# Capítulo 31: El arma de la Gente del Atrio
Mientras Josué y Nostradamus sostenían una prolongada persecución con la Bestia Madre del Vacío en el sistema estelar de la Luz Lejana, en la órbita del gigante gaseoso Neptuno Estelar, en el puerto de la fortaleza espacial de la Gente del Atrio, un pequeño equipo de soldados atrios vestidos con uniformes de oficial caminaba con evidente prisa y preocupación por los pasillos que conducían al interior de las naves de guerra.
"En apenas treinta minutos han aparecido al menos seis reacciones de energía ultraelevada alrededor del cinturón de asteroides. Está claro que la batalla de las criaturas del Vacío se está acercando rápidamente a la fortaleza de Neptuno Estelar".
El comandante de la Primera Flota dijo con tono ansioso e impaciente al oficial técnico a su lado: "Aunque detrás de nosotros hay otras fortalezas, ¿cuántos segundos puede resistir una fortaleza sin flota contra una Bestia Madre? ¿Qué diablos está haciendo el departamento técnico? ¿Esa cosa aún no está lista?"
"Todavía no, señor".
Ante la seria pregunta del comandante de la Primera Flota sobre el progreso del proyecto, el oficial técnico respondió inmediatamente con cautela: "La estructura general ya está ensamblada, pero la presión de energía es insuficiente para disparar... La fortaleza de Neptuno Estelar simplemente no tiene motores tan potentes".
Al decir esto, el oficial tenía una expresión de dificultad para explicar: como plan de resistencia final de la Gente del Atrio, aparte de invocar criaturas del Vacío, la fabricación de ese artefacto ya estaba en la agenda de la fortaleza de Neptuno Estelar, pero nadie esperaba que su consumo energético fuera tan aterrador que ni siquiera el suministro de energía de toda una fortaleza fuera suficiente.
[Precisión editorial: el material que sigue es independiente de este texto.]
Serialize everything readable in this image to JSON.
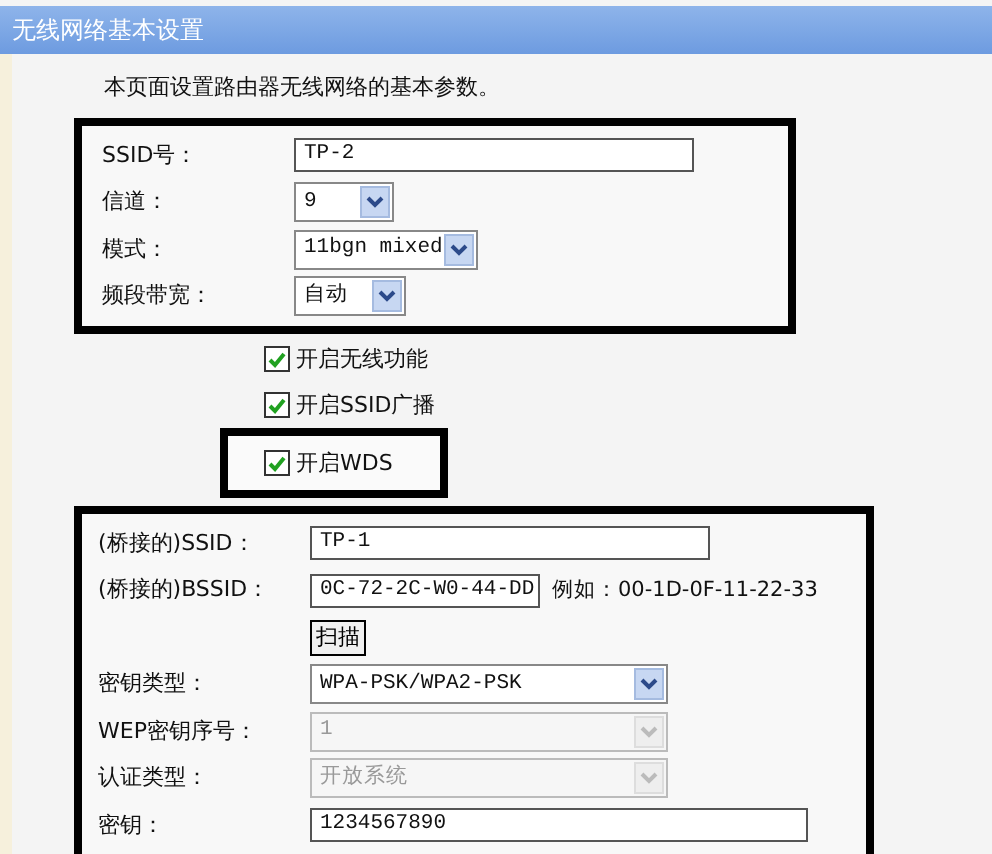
{
  "window": {
    "title": "无线网络基本设置"
  },
  "description": "本页面设置路由器无线网络的基本参数。",
  "basic": {
    "highlighted": true,
    "fields": [
      {
        "kind": "text",
        "label": "SSID号：",
        "value": "TP-2"
      },
      {
        "kind": "select",
        "label": "信道：",
        "value": "9",
        "disabled": false
      },
      {
        "kind": "select",
        "label": "模式：",
        "value": "11bgn mixed",
        "disabled": false
      },
      {
        "kind": "select",
        "label": "频段带宽：",
        "value": "自动",
        "disabled": false
      }
    ]
  },
  "options": [
    {
      "label": "开启无线功能",
      "checked": true,
      "highlighted": false
    },
    {
      "label": "开启SSID广播",
      "checked": true,
      "highlighted": false
    },
    {
      "label": "开启WDS",
      "checked": true,
      "highlighted": true
    }
  ],
  "bridge": {
    "highlighted": true,
    "fields": [
      {
        "kind": "text",
        "label": "(桥接的)SSID：",
        "value": "TP-1"
      },
      {
        "kind": "text",
        "label": "(桥接的)BSSID：",
        "value": "0C-72-2C-W0-44-DD",
        "hint": "例如：00-1D-0F-11-22-33"
      },
      {
        "kind": "button",
        "value": "扫描"
      },
      {
        "kind": "select",
        "label": "密钥类型：",
        "value": "WPA-PSK/WPA2-PSK",
        "disabled": false
      },
      {
        "kind": "select",
        "label": "WEP密钥序号：",
        "value": "1",
        "disabled": true
      },
      {
        "kind": "select",
        "label": "认证类型：",
        "value": "开放系统",
        "disabled": true
      },
      {
        "kind": "text",
        "label": "密钥：",
        "value": "1234567890"
      }
    ]
  }
}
"Entonces conecten los motores de las naves a la fortaleza".
Sin pensarlo, el comandante de la Primera Flota ya había llegado a la entrada de teletransporte de corto alcance hacia su nave insignia, y dijo con tono bastante contenido: "Más tarde notificaré a Barni y Sina. La Segunda y Tercera Flota estarán de acuerdo".
"No es suficiente". Pero el oficial técnico negó con la cabeza: "Señor, ya lo calculamos antes. Incluso si presionamos los motores de las tres flotas, manteniendo la potencia básica, la intensidad energética sigue siendo insuficiente".
"¡¿Qué?!"
Esta noticia hizo que el comandante de la flota, que estaba a punto de abordar su nave insignia, perdiera el equilibrio y casi se cayera. Se giró con una expresión furiosa como si quisiera insultar a alguien, pero al ser el comandante de toda una flota, contuvo esa emoción violenta y dijo entre dientes: "¡Si ni siquiera eso puede activarlo, entonces no es diferente de chatarra!"
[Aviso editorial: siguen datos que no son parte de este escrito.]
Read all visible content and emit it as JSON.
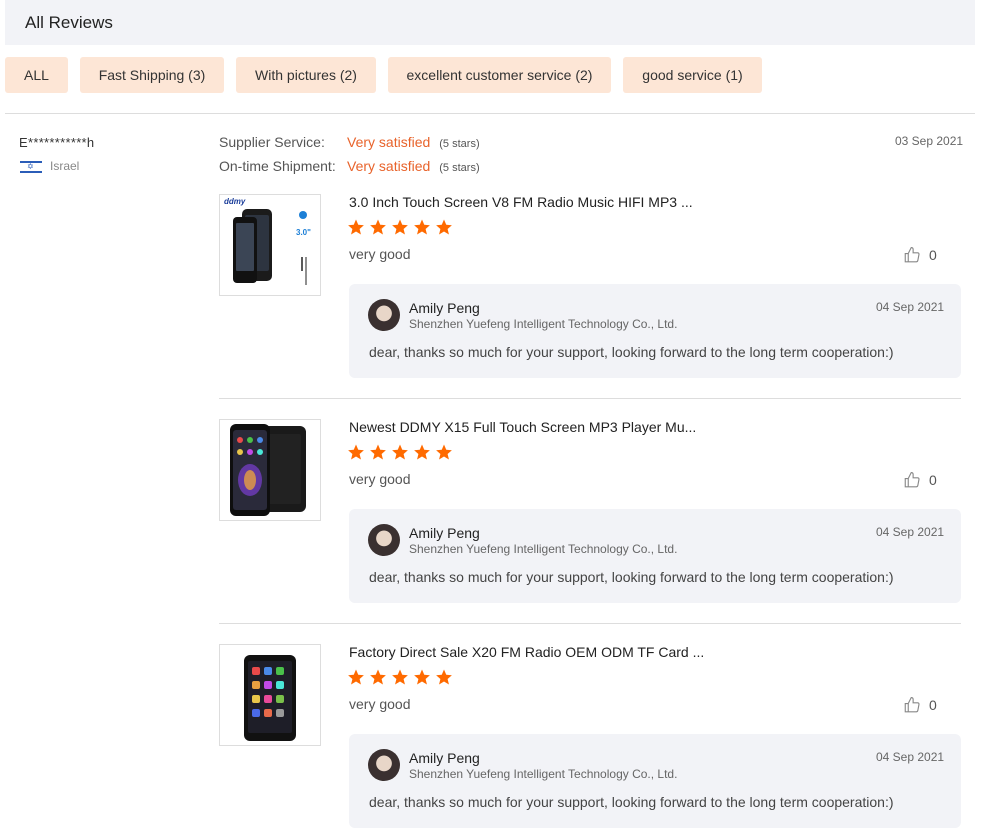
{
  "header": {
    "title": "All Reviews"
  },
  "filters": [
    {
      "label": "ALL"
    },
    {
      "label": "Fast Shipping (3)"
    },
    {
      "label": "With pictures (2)"
    },
    {
      "label": "excellent customer service (2)"
    },
    {
      "label": "good service (1)"
    }
  ],
  "review": {
    "reviewer_name": "E***********h",
    "country": "Israel",
    "date": "03 Sep 2021",
    "supplier_service": {
      "label": "Supplier Service:",
      "value": "Very satisfied",
      "stars": "(5 stars)"
    },
    "shipment": {
      "label": "On-time Shipment:",
      "value": "Very satisfied",
      "stars": "(5 stars)"
    }
  },
  "products": [
    {
      "title": "3.0 Inch Touch Screen V8 FM Radio Music HIFI MP3 ...",
      "rating": 5,
      "comment": "very good",
      "likes": "0",
      "reply": {
        "name": "Amily Peng",
        "company": "Shenzhen Yuefeng Intelligent Technology Co., Ltd.",
        "date": "04 Sep 2021",
        "text": "dear, thanks so much for your support, looking forward to the long term cooperation:)"
      }
    },
    {
      "title": "Newest DDMY X15 Full Touch Screen MP3 Player Mu...",
      "rating": 5,
      "comment": "very good",
      "likes": "0",
      "reply": {
        "name": "Amily Peng",
        "company": "Shenzhen Yuefeng Intelligent Technology Co., Ltd.",
        "date": "04 Sep 2021",
        "text": "dear, thanks so much for your support, looking forward to the long term cooperation:)"
      }
    },
    {
      "title": "Factory Direct Sale X20 FM Radio OEM ODM TF Card ...",
      "rating": 5,
      "comment": "very good",
      "likes": "0",
      "reply": {
        "name": "Amily Peng",
        "company": "Shenzhen Yuefeng Intelligent Technology Co., Ltd.",
        "date": "04 Sep 2021",
        "text": "dear, thanks so much for your support, looking forward to the long term cooperation:)"
      }
    }
  ],
  "thumb_labels": {
    "p1_brand": "ddmy",
    "p1_size": "3.0\""
  },
  "colors": {
    "accent": "#e8632b",
    "chip_bg": "#fde6d6",
    "panel_bg": "#f2f3f7"
  }
}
¿Acaso realmente iban a caer aquí? ¡Si no podían vencer a los monstruos del Vacío, y al encontrarse con la Bestia Madre serían aplastados como hormigas!
El oficial del departamento técnico parecía querer abrir la boca para defenderse, pero antes de que pudiera comenzar a explicar, en el campo de guía de salto de la fortaleza de Neptuno Estelar, apareció de repente un presagio de salto masivo, evidente y de una magnitud sin precedentes. En un instante, tanto el comandante como los oficiales, soldados y personal de logística, todos miraron hacia lo lejos al mismo tiempo, conteniendo la respiración, preguntándose si lo que llegaría sería la aterradora Bestia Madre del Vacío u otra cosa.
Afortunadamente, el canal de salto era de color azul plateado, el color de la energía espiritual de la Gente del Atrio, y aquellos sensibles a la energía espiritual se alegraron al saber por las ondas transmitidas que no era una teletransportación de corta distancia dentro del sistema estelar, ¡sino que venía de dirección del planeta madre!
Al instante siguiente, acompañado por la apertura de miles de canales de salto anulares, miles de naves de guerra relucientes con armaduras exteriores brillantes aparecieron ante los ojos de todos los soldados de la fortaleza de Neptuno Estelar, provocando un estruendoso rugido de alegría.
Mientras tanto, junto al puerto, el comandante de la Primera Flota miró a lo lejos los refuerzos del planeta madre —la Flota Central del Atrio— que se acercaban lentamente al puerto de la fortaleza de Neptuno Estelar. No estaba tan emocionado como los demás. Este comandante pareció pensar en algo, y luego agarró inmediatamente al oficial técnico a su lado y dijo en voz baja: "Dime, si añadimos los motores de estas naves, ¿será suficiente para activarlo?"
El oficial se quedó atónito un momento, como calculando mentalmente, y luego mostró una sonrisa y dijo: "Suficiente, señor".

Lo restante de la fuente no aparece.